Потому что только в ночь с 28 на 29 октября 1937 года подручные Бермана расстреляли и закопали на тогдашней окраине минского парка Челюскинцев около ста писателей, ученых, работников культуры.

Что Берман не успел, заканчивали при его сменщике Наседкине. Но тот, словно не помня этого, позже лишь Берману и ужасался:

«В Минске это был сущий дьявол, вырвавшийся из преисподней. И он ежедневно менялся к худшему, как тяжело больной. Борис чахнул и таял на глазах и сам распространял вокруг себя смерть… Он убил всех лучших коммунистов республики, истребил цвет национальной интеллигенции. Тщательно выискивал, выдергивал и уничтожал мало-мальски выделявшихся умом. Писателей, ученых, художников… Гора залитых кровью трупов до небес…»

Трудно поверить, но всезнающая Лубянка и во второй половине 90-х точно не знала о своем бывшем сотруднике Бермане того, что узнавала обо всех в первую очередь. Как он вообще попал в чекисты, как вступал в партию, если недолго, но служил-таки в белой армии? Как он, рядовой сотрудник ГПУ из Иркутска, одним махом оказался в Москве, в центральном аппарате?

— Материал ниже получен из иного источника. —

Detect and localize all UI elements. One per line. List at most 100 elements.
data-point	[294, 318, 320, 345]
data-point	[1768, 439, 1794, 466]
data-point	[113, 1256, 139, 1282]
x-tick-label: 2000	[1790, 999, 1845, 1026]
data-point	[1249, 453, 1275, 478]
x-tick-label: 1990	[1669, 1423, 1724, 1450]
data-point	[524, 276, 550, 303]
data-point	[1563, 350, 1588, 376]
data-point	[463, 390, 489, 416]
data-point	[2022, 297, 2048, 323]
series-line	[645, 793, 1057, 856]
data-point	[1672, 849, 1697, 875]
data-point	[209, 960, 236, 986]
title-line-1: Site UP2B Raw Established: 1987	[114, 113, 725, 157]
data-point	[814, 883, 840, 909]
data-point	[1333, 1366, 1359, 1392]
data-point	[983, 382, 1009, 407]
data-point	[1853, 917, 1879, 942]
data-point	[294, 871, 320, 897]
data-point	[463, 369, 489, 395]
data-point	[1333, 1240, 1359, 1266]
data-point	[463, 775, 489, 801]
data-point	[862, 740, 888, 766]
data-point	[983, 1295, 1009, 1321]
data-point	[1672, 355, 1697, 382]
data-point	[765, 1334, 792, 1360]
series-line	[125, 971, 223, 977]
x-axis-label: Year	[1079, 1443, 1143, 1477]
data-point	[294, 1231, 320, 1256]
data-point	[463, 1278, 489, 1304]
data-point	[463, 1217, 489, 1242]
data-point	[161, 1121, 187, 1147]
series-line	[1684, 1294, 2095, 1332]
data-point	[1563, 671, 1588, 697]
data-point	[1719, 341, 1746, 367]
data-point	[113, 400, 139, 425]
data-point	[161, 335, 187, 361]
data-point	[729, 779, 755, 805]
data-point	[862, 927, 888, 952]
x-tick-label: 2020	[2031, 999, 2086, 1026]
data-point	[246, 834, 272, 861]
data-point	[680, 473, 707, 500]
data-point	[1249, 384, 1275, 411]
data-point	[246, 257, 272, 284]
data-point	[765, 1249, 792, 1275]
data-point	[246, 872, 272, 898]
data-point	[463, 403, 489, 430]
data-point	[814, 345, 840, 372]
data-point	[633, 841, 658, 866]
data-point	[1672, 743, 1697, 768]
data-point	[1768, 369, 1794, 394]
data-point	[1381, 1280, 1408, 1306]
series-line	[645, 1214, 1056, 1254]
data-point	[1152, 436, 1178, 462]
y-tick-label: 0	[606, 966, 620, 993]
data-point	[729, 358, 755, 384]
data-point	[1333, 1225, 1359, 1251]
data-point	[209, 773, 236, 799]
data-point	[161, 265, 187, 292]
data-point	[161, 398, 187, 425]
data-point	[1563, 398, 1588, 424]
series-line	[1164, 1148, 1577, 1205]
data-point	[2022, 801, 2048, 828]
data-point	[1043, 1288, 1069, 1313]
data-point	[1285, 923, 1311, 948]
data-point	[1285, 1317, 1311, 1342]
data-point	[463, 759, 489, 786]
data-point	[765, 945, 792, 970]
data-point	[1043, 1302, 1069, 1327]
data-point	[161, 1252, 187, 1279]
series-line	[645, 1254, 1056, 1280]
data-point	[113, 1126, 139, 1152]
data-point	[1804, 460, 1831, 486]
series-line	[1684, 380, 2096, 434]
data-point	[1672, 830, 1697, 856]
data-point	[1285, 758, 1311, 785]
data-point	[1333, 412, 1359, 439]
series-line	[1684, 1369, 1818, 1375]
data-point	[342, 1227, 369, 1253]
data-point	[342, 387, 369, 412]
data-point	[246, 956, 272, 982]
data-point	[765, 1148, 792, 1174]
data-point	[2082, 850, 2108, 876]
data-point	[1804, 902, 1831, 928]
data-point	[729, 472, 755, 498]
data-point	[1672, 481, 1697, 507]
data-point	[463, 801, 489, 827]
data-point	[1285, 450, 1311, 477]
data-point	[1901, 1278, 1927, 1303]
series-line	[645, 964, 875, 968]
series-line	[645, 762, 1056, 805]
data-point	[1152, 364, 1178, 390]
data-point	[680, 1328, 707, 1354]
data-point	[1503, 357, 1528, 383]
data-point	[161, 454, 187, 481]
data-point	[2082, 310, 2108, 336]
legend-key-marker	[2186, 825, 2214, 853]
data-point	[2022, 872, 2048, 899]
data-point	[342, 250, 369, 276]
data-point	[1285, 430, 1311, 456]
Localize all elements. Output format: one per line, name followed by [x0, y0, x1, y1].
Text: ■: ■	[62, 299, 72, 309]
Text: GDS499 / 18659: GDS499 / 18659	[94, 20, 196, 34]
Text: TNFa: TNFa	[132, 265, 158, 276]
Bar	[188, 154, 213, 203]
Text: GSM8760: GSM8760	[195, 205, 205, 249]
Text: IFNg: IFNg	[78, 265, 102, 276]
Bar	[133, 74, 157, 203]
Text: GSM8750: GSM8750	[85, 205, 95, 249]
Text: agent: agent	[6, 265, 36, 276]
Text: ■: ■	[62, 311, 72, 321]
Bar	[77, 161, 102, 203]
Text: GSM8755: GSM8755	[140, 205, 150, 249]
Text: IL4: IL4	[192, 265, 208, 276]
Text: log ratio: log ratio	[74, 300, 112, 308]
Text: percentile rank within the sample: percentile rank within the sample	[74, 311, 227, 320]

Он стал тринадцатым по счету чекистским начальником Белоруссии в начале марта 1937 года, когда Ежов в Москве уже царил вовсю.

Первого из 12-ти предшественников Бермана, Виктора Яркина, возглавлявшего ЧК БССР до мая 1919 года, расстреляли в Минске в октябре 1937-го; второго, Александра Ротенберга – неизвестно где и когда. Третьего, Яна Ольского, к тому времени московского начальника всех столовых, ресторанов и буфетов «Союзнарпита», расстреляли в 1937-м как польского шпиона и террориста.

Станислава Пинталя, тоже как польского шпиона, – в том же 37-м.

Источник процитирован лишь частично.